RAHAT UYU ŞAMPİYON... 

24 Ocak 2014 Cuma

‘Paso’ sömürü, ‘Paso’ fişleme, PassoLig!

Ne zaman profesyonellik hayatın içine girdi mertlik bozuldu. Sporda, sanatta, siyasette, gündelik hayatta artık amatörlere yer kalmadı. AŞKın bile profesörleri aramızda dolaşıyor. Oysa paylaşarak, üreterek yaşamak ve yaşatmak profesyonel olmayı gerektirmez.
Taşlardan yapılmış kaleler ve patlak bir topun peşinden kahkahalar atarak koşan farklı kültürün farklı etnik kökenin farklı renklerin çocukları büyüdüler ve günümüzün profesyonelleri olarak hayata biçim veriyorlar. Dün çocuk masumiyetiyle patlak topun peşinden hep beraber koşan çocuklar bugün paraya ve güce ulaşmak için hayatın her alanında sömürüyü meşrulaştırıp adını profesyonellik koydular.

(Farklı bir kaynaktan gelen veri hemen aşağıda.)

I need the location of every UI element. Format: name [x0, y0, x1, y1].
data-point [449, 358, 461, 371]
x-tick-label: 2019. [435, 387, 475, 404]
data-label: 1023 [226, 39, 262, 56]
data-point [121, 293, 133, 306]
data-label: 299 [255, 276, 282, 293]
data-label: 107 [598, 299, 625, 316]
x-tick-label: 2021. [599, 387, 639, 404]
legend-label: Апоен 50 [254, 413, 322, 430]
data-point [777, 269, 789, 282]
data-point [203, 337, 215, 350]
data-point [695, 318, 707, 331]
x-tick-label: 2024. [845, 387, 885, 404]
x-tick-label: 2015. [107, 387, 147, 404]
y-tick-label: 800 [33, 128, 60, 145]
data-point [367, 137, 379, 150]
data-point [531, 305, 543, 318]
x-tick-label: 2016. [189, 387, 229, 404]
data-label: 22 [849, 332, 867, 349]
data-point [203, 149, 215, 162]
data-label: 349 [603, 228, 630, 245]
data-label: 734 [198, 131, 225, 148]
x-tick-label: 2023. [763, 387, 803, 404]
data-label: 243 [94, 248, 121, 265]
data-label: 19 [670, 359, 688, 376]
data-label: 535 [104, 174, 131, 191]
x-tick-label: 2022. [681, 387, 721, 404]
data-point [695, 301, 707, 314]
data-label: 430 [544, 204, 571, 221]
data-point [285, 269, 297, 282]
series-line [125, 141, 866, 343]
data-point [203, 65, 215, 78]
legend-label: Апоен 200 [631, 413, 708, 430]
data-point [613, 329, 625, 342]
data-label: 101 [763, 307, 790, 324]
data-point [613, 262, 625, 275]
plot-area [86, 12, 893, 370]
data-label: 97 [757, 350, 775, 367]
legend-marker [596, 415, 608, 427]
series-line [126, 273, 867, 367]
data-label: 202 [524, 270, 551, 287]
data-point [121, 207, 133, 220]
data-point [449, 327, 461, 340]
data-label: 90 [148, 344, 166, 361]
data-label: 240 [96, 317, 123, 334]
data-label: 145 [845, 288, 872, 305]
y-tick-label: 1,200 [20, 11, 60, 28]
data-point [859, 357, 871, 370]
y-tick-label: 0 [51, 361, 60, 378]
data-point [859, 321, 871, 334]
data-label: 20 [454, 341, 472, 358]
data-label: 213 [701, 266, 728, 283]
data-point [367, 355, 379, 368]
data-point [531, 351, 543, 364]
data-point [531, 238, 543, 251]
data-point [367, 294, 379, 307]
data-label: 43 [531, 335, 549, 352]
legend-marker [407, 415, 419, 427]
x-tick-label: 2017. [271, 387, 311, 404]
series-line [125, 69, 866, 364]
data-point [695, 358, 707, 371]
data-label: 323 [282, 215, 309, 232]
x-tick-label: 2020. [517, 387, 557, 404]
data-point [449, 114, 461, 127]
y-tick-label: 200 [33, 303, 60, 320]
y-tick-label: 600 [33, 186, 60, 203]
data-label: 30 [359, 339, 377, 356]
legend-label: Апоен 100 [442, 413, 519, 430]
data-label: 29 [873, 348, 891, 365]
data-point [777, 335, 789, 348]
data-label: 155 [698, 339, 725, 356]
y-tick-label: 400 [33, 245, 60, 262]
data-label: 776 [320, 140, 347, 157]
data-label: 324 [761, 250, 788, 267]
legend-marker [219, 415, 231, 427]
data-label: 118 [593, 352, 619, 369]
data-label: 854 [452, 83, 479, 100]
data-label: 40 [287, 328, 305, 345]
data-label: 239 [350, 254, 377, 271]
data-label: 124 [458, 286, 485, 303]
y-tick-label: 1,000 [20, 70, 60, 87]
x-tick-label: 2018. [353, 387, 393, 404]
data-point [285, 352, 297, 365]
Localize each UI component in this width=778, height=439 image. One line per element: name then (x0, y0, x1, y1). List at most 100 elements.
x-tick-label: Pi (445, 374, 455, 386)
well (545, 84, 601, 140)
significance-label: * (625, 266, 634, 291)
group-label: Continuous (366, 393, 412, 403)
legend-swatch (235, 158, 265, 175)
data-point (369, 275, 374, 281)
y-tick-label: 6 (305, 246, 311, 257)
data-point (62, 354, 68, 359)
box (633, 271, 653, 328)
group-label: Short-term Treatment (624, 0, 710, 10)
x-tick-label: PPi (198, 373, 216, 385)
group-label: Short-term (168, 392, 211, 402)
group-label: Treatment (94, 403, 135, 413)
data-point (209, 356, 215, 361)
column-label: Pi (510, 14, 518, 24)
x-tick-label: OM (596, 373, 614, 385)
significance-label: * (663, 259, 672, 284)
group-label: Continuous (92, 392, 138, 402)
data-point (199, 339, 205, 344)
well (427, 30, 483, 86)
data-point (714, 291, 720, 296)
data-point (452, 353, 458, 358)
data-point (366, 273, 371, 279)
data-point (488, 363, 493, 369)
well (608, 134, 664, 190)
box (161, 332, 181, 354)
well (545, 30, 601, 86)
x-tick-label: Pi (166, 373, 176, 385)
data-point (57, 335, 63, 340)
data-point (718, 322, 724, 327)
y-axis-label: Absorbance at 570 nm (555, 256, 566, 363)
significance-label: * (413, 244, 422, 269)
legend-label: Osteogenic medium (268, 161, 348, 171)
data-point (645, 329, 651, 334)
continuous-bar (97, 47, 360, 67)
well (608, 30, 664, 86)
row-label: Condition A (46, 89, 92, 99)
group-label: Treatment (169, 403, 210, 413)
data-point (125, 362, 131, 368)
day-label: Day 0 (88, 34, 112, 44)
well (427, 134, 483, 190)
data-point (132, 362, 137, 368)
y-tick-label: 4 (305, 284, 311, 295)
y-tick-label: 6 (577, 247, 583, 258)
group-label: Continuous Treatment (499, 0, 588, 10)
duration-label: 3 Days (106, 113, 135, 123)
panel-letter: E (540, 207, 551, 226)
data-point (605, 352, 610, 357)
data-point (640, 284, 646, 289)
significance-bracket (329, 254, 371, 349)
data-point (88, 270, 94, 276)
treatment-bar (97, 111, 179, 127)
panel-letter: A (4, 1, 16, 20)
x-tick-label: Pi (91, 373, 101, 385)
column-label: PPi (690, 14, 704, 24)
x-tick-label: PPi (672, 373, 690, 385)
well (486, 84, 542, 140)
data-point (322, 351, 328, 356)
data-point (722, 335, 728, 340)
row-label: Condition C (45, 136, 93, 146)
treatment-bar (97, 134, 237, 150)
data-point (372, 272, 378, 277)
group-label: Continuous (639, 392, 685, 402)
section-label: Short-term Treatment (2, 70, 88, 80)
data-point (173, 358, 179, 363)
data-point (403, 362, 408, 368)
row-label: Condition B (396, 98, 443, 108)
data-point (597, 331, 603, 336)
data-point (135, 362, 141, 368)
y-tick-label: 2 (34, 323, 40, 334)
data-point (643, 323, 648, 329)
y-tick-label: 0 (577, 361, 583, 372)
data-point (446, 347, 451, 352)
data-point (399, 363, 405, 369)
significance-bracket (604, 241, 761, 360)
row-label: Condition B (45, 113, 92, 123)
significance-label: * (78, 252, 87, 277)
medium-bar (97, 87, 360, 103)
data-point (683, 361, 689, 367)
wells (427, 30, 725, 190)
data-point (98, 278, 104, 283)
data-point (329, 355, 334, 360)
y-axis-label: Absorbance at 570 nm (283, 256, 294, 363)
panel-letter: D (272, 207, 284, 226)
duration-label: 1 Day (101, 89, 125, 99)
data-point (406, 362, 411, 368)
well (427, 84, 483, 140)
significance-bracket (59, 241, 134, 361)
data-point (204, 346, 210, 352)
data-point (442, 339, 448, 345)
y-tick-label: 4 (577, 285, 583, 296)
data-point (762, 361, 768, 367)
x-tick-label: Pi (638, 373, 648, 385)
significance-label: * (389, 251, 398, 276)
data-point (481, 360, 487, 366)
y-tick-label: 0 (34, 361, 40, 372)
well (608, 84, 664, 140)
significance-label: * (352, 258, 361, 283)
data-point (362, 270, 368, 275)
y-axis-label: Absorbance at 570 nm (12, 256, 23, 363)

Siyasetin profesörün Başbakan Erdoğan sandıkta kazanmak için her türlü ötekileştirmeyi meşru görüp daha 15'inde hayata gözlerini yuman Berkin'i terörist ilan edebilmektedir.  Alevileri hiç çekinmeden yuhalattıran ve en ufak eleştiride kendinden olmayanı vatan hainliğiyle suçlayabilmektedir. İşte bu Başbakan hakkındaki yolsuzluk iddialarına karşın sandıkta kazandığı için başarılı sayılmakta ve profesyonelliğin gereğini yaptığı düşünülmektedir.
Sandıktan birinci parti olarak çıktınız. Ülkenin ekonomi politikalarını belirliyorsunuz. Küresel ekonomik sistemden bağımsız olamazsınız değil mi çünkü ülkeyi profesyonelce yönetmek gerekir. Bir yandan özelleştirmeler yapılmalı, taşeronlaştırmaya hız verilmeli, asgari ücret küresel sermayenin istekleri doğrultusunda belirlenmeli ve planlı bir işsizlik politikası uygulanmalı.Biri çıkar da "karnım aç, hırsızlar ülkeyi soydunuz" derse "Sen kime hizmet ediyorsun, dış mihrak, faiz lobisi, huzur bozucu" diye nitelendirilip ardından ülkenin dünyanın 17. büyük ekonomisi olduğu profesyonelce savunulabilir.

Hayat sadece ekonomiden ibaret değil, profesyonelce yönetilen ekonomiden  kişi başına düşen 10 binlerce dolarımız var. Peki nasıl yaşayacağız?  İçki içmemelisin, en az 3 çocuk yapmalısın, başını kapa, sokak ortasında öpüşme, kızlı-erkekli takılma, bizim gazetelerimizi oku, televizyonlarımızı izle, kuşun ötmesin, haline şükret, itiraz etme.
Oldu ya itiraz ettin. Demokratikleşme paketimizde profesyonelce hazırlandı.    Özgürce ölebilirsin hem de destan yazan kahraman polislerce kafandan vurularak, zahmetsizce her muhalifin böyle bir hakkı var kamu hizmeti. İşsiz kalabilirsin, tembellik hakkı bu olsa gerek. Yargılanıp müebbet hapse mahkum ol, içeride bakarız sana, ekmek de su da devletten.Neyse, profesyonel demokrasimizin örnekleri saymakla bitmez. Hem ben spor yazısı yazacaktım. Spor iyidir. Gelelim futbola. O kadar profesyonelleştik ki bu alanda saymakla bitmez. Futbol bütçemiz milyar dolarlarla ölçülüyor. TV, reklam, sponsorluklar, lisanslı ürün satışları, maç hasılatları. Ooooo acayip para var bu işte. Bir de PassoLig çıkardık mı hem gereksizleri fişleriz hem de dev bütçemize yeni kaynak saylarız. Bitti.

Taraftar mı? Boş ver onu. Zaten sahada da futbol yok.